A Comissão de Educação da Câmara dos Deputados aprovou nesta quinta-feira o projeto de lei de Escolas Protegidas do Executivo e o enviou ao plenário após um debate tenso que durou mais de seis horas. A ministra da Educação, María Paz Arzola, agradeceu aos legisladores pelo progresso, enfatizando sua urgência no combate à violência escolar. A oposição apresentou reservas de constitucionalidade e criticou a carga imposta aos educadores.
A Comissão de Educação da Câmara dos Deputados reuniu-se por mais de seis horas na quinta-feira para discutir detalhadamente o projeto de lei de Escolas Protegidas, que inclui medidas como a revista de mochilas de estudantes para prevenir agressões e a perda da gratuidade escolar para aqueles condenados por crimes relacionados ao ambiente escolar.

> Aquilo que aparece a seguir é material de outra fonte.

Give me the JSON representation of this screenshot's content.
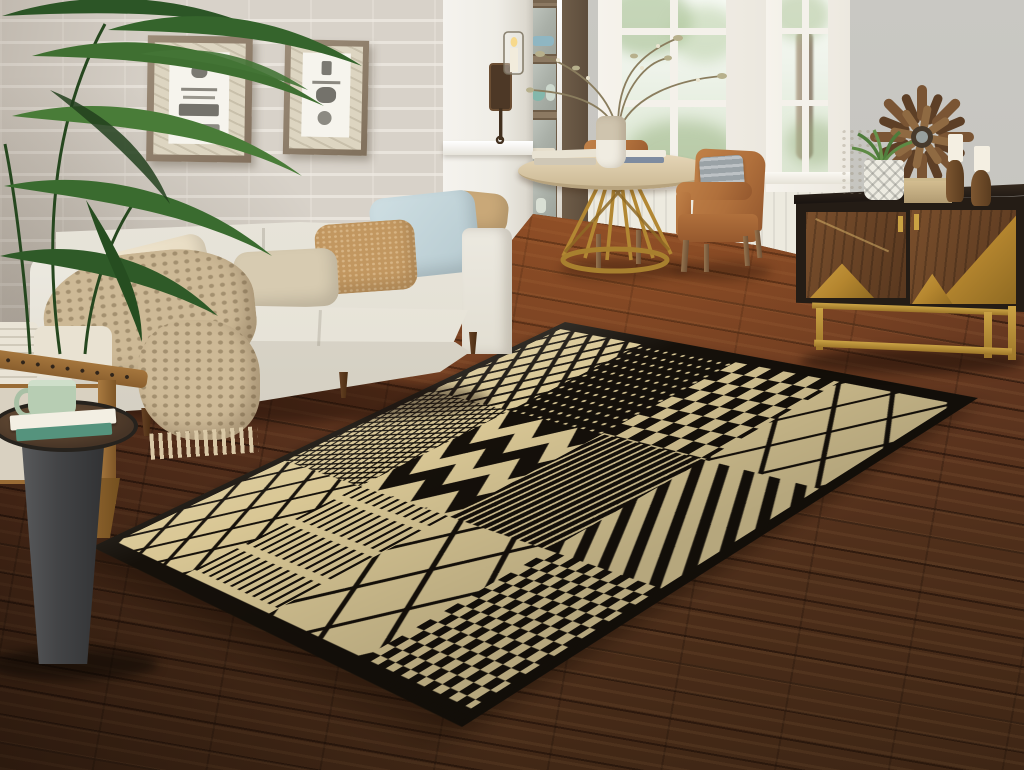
{
  "meta": {
    "type": "photograph",
    "subject": "living room interior staged with black and cream patchwork area rug",
    "canvas_width": 1024,
    "canvas_height": 770
  },
  "palette": {
    "rug_cream": "#d9c795",
    "rug_black": "#15100a",
    "floor_warm": "#8e4f2a",
    "floor_dark": "#3e2615",
    "sofa_fabric": "#e9e5dc",
    "brick_wall": "#d8d2c9",
    "gray_wall": "#c7c6c0",
    "brass": "#b5862f",
    "leather_tan": "#b0703c",
    "leaf_green": "#3c6b33"
  },
  "scene": {
    "plant": {
      "label": "Potted palm plant"
    },
    "planter": {
      "label": "White woven planter"
    },
    "brick_wall": {
      "label": "White painted brick wall"
    },
    "artwork": {
      "frame1": {
        "label": "Framed vintage kitchen sketch print"
      },
      "frame2": {
        "label": "Framed vintage utensil sketch print"
      }
    },
    "column": {
      "label": "White column"
    },
    "sconce": {
      "label": "Bronze candle wall sconce with glass shade"
    },
    "cabinet": {
      "label": "Wood and glass display cabinet with dishware"
    },
    "window_left": {
      "label": "Paned window with garden view"
    },
    "window_right": {
      "label": "Narrow paned window with tree view"
    },
    "dining": {
      "table": {
        "label": "Round wood dining table with brass rod base"
      },
      "chair_back": {
        "label": "Tan leather dining chair behind table"
      },
      "chair_right": {
        "label": "Tan leather armchair with gray fringed pillow"
      },
      "vase": {
        "label": "Two-tone ceramic vase with dried branches"
      },
      "books": {
        "label": "Stacked books on tabletop"
      }
    },
    "credenza": {
      "label": "Espresso credenza with walnut and brass geometric doors on gold base",
      "decor": {
        "vase": "Cream textured vase",
        "plant": "Succulent in patterned white pot",
        "box": "Woven storage box",
        "candles": "Turned wood candlesticks with white pillar candles"
      },
      "sunburst": {
        "label": "Driftwood sunburst wall decor"
      }
    },
    "sofa": {
      "label": "Cream upholstered three-seat sofa",
      "pillows": [
        "Tan corner pillow",
        "Light blue pillow",
        "Tan pillow",
        "Beige lumbar pillow",
        "Cream pillow"
      ],
      "throw": "Chunky knit cream throw blanket with fringe"
    },
    "rug": {
      "label": "Black and cream tribal patchwork area rug",
      "patterns": [
        "diamond lattice",
        "woven crosshatch",
        "bold chevron",
        "wavy stripes",
        "checkerboard",
        "diagonal stripes",
        "comb dashes",
        "dotted field"
      ]
    },
    "armchair": {
      "label": "Wood-frame accent chair with nailhead trim"
    },
    "side_table": {
      "label": "Charcoal pedestal side table",
      "mug": "Sage green mug",
      "books": "Two stacked books"
    },
    "floor": {
      "label": "Dark hardwood plank floor"
    }
  }
}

O debate foi tenso, com impasses sobre o Artigo 1º referente à revista de mochilas. A deputada Valentina Becerra (Republicano) apresentou requerimento para encerrar a discussão, aprovado por 8 votos a 2 e 2 abstenções. As deputadas Daniela Serrano (PC) e Emilia Schneider (FA) apresentaram reservas de constitucionalidade, citando violações de direitos como privacidade e não discriminação.
"A ministra sequer nos dirigiu a palavra nesta sessão", criticou Schneider, questionando a falta de diálogo e de base técnica. O presidente da comissão, Sergio Bobadilla (UDI), rejeitou seis emendas por contradizerem o texto do Executivo, sem oferecer explicações detalhadas.

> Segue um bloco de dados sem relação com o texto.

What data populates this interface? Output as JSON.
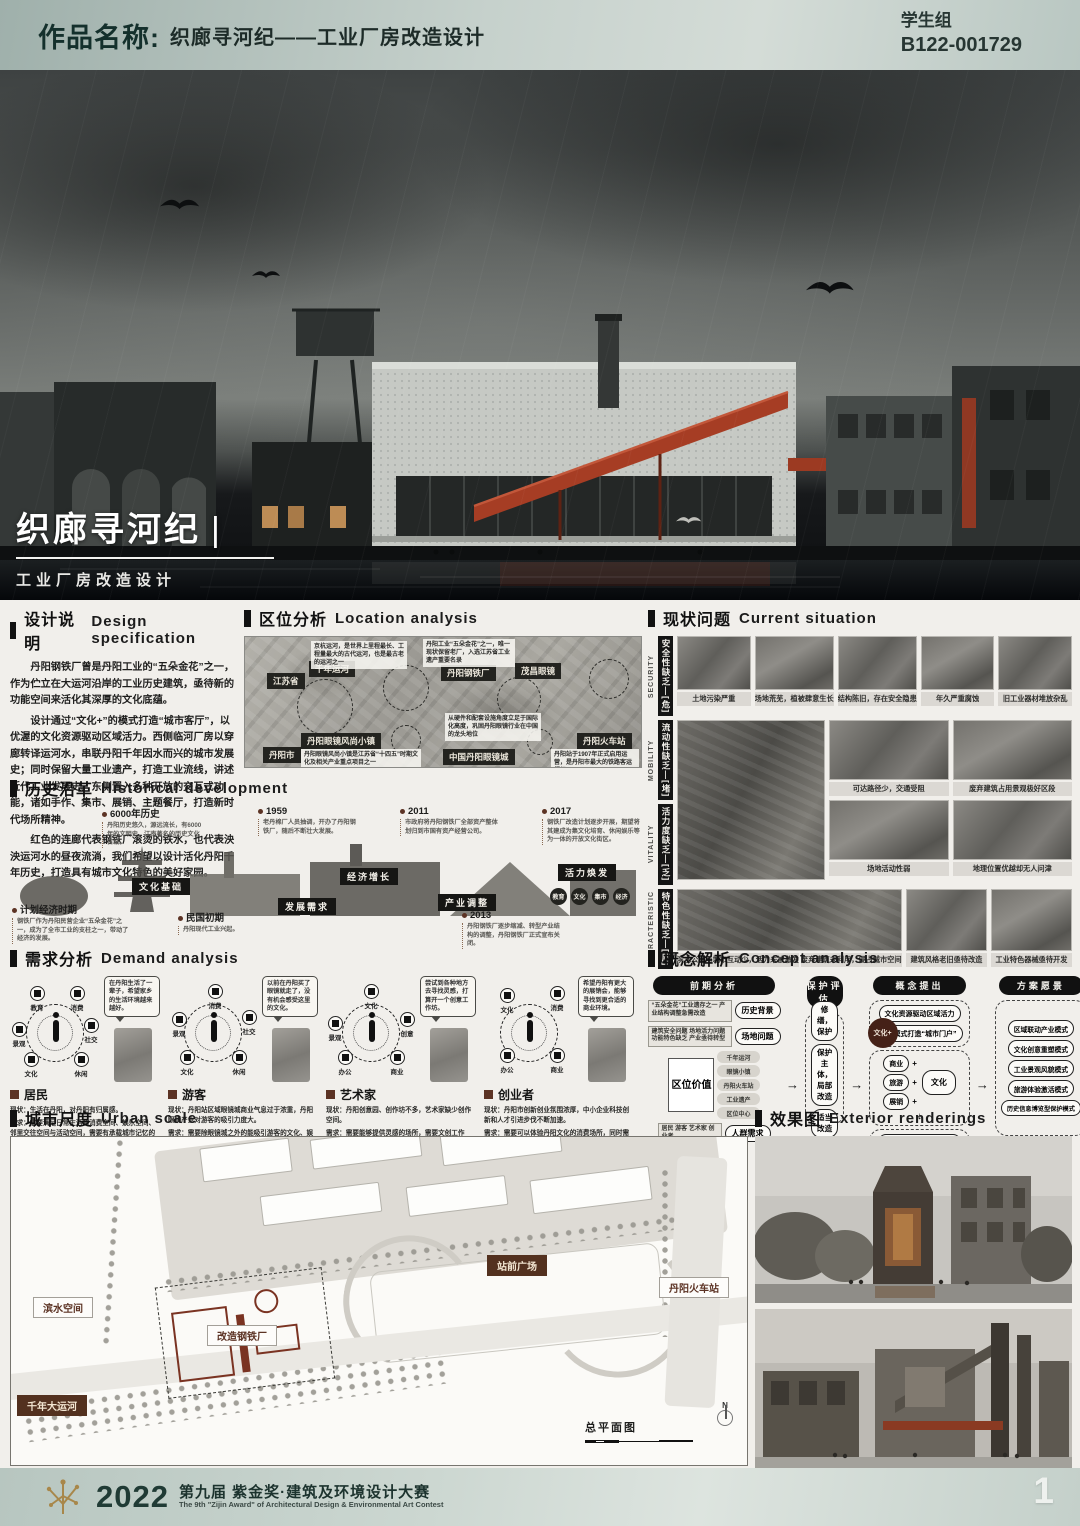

Após a aprovação, Arzola agradeceu: "Este foi um trabalho em equipe e devemos continuar avançando". Ela destacou as emendas aprovadas para enviar um "sinal claro" contra a violência. Bobadilla classificou como "um sinal claro e forte" para retomar os espaços educacionais, enquanto oponentes como Serrano afirmaram que o projeto falha em abordar as causas fundamentais e sobrecarrega os professores.
Apoiadores do governo, como María Paz Charpentier (Republicano) e Sara Concha (PSC), defenderam o projeto como urgente para a segurança em sala de aula, esperando apoio multipartidário no plenário na próxima semana.